Most chancellors pull a rabbit out of a hat during their Budget statements – something to delight their own MPs and leave the opposition feeling outmanoeuvred.
Such has been the atmosphere of doom and gloom generated by Rachel Reeves in advance of hers that there is a temptation to envisage her plonking a boiled bunny on the Commons despatch box and exclaiming: ‘It’s Halloween tomorrow, so grab a load of that!’
And yet Ms Reeves will surely at least attempt to conjure up the vista of some sunlit economic uplands after four months of exaggerated complaints about the financial inheritance passed down by the Tories.
Better resourcing of ‘Our NHS’ will be cited as the key to ensuring Britain has a fitter and more productive workforce
Her marathon whinge, centred around her having identified an in-year financial ‘black hole’, has clearly been designed to excuse an impending raft of tax rises she spent the entire election promising would not be needed. But it has undoubtedly had effects upon the real economy, crushing the animal spirits of investors. Bond yields – the margin lenders insist upon for lending to the Government – have also begun to creep up, though not nearly as fast as they did before the doomed Kwasi Kwarteng budget of 2022.
Thanks to an industrial-scale Treasury pre-briefing operation, many observers think they already know all Ms Reeves’ significant announcements – chapter and worse, as it were. Commons Speaker Lindsay Hoyle takes that view, having predicted that there could be plenty of spare seats in the chamber, during a notably angry condemnation of the Chancellor’s ‘supreme discourtesy’ to the House.
We already know there will be a big rise in the minimum wage next year, which will be welcome among the 1.6 million workers in receipt of it but less so among their employers. The overall economic impact of continually pushing what is now known as the ‘national living wage’ closer to median earnings is surely due some critical scrutiny too. My own view is that the policy is starting to incentivise people to stay in low productivity, entry-level positions rather than upskilling and aiming for promotions, which is hardly sensible. It also risks demoralising those further up the chain as they see their differentials getting badly squeezed.
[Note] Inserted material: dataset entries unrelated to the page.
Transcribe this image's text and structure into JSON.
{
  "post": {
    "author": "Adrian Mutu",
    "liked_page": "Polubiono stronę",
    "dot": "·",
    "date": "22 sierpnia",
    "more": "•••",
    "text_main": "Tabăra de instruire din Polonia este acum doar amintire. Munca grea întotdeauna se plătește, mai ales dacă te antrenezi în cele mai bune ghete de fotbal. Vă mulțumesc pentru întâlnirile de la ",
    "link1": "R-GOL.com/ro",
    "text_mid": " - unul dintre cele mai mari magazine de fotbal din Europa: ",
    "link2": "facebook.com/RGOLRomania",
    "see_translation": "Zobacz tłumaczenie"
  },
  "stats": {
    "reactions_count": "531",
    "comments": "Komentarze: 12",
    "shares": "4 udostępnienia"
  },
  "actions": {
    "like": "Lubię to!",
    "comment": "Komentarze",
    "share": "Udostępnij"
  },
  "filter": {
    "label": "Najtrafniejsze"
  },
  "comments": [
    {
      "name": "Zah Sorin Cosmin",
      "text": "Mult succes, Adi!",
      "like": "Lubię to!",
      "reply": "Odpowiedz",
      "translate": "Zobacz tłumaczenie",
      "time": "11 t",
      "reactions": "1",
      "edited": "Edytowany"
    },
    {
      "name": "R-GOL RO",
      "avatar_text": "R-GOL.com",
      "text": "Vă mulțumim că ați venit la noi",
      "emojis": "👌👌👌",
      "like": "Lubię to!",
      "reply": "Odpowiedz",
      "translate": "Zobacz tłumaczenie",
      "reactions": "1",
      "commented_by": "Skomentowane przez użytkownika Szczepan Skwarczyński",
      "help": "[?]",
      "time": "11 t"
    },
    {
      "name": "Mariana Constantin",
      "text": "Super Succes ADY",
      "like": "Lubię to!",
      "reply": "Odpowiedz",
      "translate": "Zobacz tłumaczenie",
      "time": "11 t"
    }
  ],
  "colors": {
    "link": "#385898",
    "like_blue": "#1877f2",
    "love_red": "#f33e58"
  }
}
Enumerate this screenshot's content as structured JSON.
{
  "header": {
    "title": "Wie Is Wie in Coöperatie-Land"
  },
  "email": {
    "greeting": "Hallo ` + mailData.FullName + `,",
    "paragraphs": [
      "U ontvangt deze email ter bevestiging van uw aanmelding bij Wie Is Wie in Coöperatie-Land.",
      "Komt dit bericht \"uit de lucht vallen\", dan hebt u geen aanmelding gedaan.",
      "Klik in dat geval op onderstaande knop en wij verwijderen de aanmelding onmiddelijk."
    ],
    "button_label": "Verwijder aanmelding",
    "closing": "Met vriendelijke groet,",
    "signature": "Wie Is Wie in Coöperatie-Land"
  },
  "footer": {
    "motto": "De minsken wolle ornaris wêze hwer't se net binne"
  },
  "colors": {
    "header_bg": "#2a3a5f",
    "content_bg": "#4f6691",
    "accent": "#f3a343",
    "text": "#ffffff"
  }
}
Rishi Sunak is hardly likely to go for that line of attack given that he drove the policy in the first place during his own chancellorship. Yet he will present a formidable opponent for Ms Reeves in what will be his last significant contribution at the top of British politics. He will be facing the massed ranks of 400 Labour MPs and only have a small contingent of supporters at his own back – think Southampton playing away at Fratton Park – but will be keen to show the British public what they are soon to be missing.
More money for schools and hospitals is standard Labour budgetary fare, so we will probably get that today. I’m guessing promises of more extra NHS funding than anyone expects will be today’s rabbit. Wes Streeting will beam, Labour spin doctors will lick their lips at the thought of exploiting the politically perilous territory Kemi Badenoch wandered into during her recent interview with Sky’s Sophy Ridge about reimagining healthcare from first principles.
We will be invited to forget the huge raids on employer national insurance, possible capital gains tax pain, the Inbetweeners-style insults to bus users and the rows about who is or isn’t a working person.
Better resourcing of ‘Our NHS’ will be cited as the key to ensuring Britain has a fitter and more productive workforce that can get the country off its economic knees. Labour MPs will cheer and wave their order papers like maniacs.
Perhaps the settlement will be so generous as to bring about the re-forming of the many Covid-era hospital dance troupes and a rash of celebratory videos online. Will it work this time? Quite possibly. The British public may be more sceptical about the NHS these days but much of Labour’s traditional voter coalition is still easily scared by the far-fetched notion of a US-style alternative being imposed by those nasty Tories.
Reeves’s message in her House of Horrors Budget will be that it is those on the opposition benches who are really the scary ones.